The term Big Data is increasingly present in the development of software applications and services on different application areas such as health or digital economy. The term is usually associated with technological concerns, related to solutions that manage and physically store big volumes of data. This interpretation has caused a proliferation of isolated Big Data technological solutions, generating a huge data chaos. However, a high quality technological infrastructure is not enough if it lacks the suitable mechanisms to organize and extract value from the stored data. This is not just a big data problem. The data that come from these “data lakes” and that are really relevant to understand and manage a given domain, conform those Smart/Master Data that are much shorter in volume than the original ones. Solutions to move from the Big Data perspective to the pragmatic Small / Master Data view must be provided, in order to interpret and exploit data correctly, while inferring new knowledge to better understand the complex domain where those data come from,
In this context, one area in which we have been involved is in analysing, formalising and solving conceptual and methodological challenges that arise while developing applications and services based on Big Data in industrial environments. Starting from a foundational ontology that describes a complex domain without ambiguities and applying conceptual model-driven software development (MDSD) principles, we propose a conceptual model-driven method for developing Big Data applications. The goal is defining precise and rigorous conceptual models that drive the development of Big Data applications and services in order to provide business value, identifying precisely the “Smart” data that are really relevant to understand and manage a selected complex domain where the Big Data are generated.
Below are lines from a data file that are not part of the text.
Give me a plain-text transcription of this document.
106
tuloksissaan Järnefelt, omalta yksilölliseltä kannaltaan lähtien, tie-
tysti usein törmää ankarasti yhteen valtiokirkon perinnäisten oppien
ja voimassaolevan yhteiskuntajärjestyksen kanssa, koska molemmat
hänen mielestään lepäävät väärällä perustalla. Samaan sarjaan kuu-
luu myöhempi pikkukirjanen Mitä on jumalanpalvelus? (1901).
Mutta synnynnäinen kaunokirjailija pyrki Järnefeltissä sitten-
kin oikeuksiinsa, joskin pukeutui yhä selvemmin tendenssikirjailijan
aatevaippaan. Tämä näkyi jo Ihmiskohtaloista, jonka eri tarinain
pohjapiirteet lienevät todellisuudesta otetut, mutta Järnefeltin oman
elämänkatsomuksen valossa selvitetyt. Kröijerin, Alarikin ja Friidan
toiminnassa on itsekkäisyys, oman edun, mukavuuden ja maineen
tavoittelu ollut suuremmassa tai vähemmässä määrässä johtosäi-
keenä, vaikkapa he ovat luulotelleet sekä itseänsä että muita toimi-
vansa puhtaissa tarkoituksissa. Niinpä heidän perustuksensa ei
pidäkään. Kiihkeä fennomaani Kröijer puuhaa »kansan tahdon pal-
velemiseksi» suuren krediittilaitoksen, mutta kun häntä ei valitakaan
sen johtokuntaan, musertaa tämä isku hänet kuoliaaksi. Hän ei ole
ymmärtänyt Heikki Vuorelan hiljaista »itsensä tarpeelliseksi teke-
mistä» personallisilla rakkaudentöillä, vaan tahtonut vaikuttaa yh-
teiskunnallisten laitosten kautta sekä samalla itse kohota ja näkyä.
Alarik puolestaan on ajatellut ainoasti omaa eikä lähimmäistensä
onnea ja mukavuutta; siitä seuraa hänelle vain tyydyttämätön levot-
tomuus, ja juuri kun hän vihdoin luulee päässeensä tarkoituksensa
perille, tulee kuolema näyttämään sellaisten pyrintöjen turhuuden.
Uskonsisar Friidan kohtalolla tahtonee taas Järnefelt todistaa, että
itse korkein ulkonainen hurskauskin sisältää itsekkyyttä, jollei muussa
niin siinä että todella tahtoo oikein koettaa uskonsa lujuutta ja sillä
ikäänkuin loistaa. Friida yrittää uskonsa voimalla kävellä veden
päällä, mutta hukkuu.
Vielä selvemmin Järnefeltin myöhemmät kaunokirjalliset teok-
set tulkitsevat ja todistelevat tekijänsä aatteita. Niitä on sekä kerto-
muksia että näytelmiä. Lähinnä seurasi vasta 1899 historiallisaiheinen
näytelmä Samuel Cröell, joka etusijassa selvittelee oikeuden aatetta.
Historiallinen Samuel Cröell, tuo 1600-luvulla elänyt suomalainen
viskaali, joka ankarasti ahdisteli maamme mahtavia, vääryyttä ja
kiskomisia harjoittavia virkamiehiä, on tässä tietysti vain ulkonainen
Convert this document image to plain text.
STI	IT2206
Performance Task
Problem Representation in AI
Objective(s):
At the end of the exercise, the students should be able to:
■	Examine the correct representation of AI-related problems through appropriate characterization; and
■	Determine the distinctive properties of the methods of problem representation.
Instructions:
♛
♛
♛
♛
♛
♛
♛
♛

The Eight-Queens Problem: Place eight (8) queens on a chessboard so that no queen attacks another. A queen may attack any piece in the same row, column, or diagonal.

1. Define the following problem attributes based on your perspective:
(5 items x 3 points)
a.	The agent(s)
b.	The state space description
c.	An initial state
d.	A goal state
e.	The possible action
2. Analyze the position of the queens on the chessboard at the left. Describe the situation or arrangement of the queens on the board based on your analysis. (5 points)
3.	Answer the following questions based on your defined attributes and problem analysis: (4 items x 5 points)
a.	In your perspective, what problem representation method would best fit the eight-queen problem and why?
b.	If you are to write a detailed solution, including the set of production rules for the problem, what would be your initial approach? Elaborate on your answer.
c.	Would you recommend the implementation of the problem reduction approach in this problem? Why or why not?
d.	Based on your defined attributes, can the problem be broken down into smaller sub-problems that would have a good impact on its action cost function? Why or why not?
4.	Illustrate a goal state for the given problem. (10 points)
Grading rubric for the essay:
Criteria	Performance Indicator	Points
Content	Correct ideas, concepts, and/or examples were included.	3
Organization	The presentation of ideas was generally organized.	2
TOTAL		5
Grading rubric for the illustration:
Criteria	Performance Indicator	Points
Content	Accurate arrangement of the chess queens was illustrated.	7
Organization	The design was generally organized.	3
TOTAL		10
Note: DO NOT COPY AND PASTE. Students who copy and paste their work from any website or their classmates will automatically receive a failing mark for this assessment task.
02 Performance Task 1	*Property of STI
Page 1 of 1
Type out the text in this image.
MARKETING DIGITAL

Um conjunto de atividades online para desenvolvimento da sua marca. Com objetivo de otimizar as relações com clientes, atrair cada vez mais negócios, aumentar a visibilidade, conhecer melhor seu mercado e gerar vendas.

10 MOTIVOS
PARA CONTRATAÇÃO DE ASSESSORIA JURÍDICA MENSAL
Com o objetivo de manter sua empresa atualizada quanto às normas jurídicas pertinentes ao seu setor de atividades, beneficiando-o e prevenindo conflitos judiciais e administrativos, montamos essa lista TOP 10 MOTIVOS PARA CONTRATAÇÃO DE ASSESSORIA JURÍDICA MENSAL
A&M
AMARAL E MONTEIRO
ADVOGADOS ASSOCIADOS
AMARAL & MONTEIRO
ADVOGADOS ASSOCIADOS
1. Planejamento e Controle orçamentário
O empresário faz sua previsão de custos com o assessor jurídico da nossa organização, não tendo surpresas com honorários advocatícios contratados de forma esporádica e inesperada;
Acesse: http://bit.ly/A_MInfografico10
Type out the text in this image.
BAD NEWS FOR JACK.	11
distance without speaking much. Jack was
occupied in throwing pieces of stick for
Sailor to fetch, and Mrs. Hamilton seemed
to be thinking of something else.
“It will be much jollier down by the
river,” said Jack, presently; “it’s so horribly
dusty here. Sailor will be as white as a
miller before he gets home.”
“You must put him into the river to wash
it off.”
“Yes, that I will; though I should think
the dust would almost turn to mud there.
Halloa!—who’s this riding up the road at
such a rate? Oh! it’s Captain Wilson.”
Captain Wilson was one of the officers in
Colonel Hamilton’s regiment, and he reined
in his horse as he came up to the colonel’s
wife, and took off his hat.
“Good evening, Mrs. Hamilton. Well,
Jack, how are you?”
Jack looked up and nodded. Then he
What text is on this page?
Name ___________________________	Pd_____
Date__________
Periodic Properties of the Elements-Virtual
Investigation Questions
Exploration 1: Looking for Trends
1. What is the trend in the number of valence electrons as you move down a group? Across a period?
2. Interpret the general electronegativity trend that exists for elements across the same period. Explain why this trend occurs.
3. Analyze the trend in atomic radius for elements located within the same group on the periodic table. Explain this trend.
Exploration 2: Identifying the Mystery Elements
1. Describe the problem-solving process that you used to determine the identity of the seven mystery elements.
We have been engaged in pioneering work in the design and development of a Big Data application for the management of genomic data generated by several organizations. Identifying the Smart Data in this case means to accumulate more and more distilled genome knowledge while the amount of data to be analysed increases continuously due to the advances in DNA sequencing technologies. As more and more data become available, the need for identifying the right conceptual patterns that should guide the process of understanding how the genome works, will open possibilities never before available to humanity. Understanding the genome represents a disruptive civilizational change, where for the first time in history we can explore answers never before considered under our human scope, with potentially profound impact on applications in the domain of health (medicine of precision).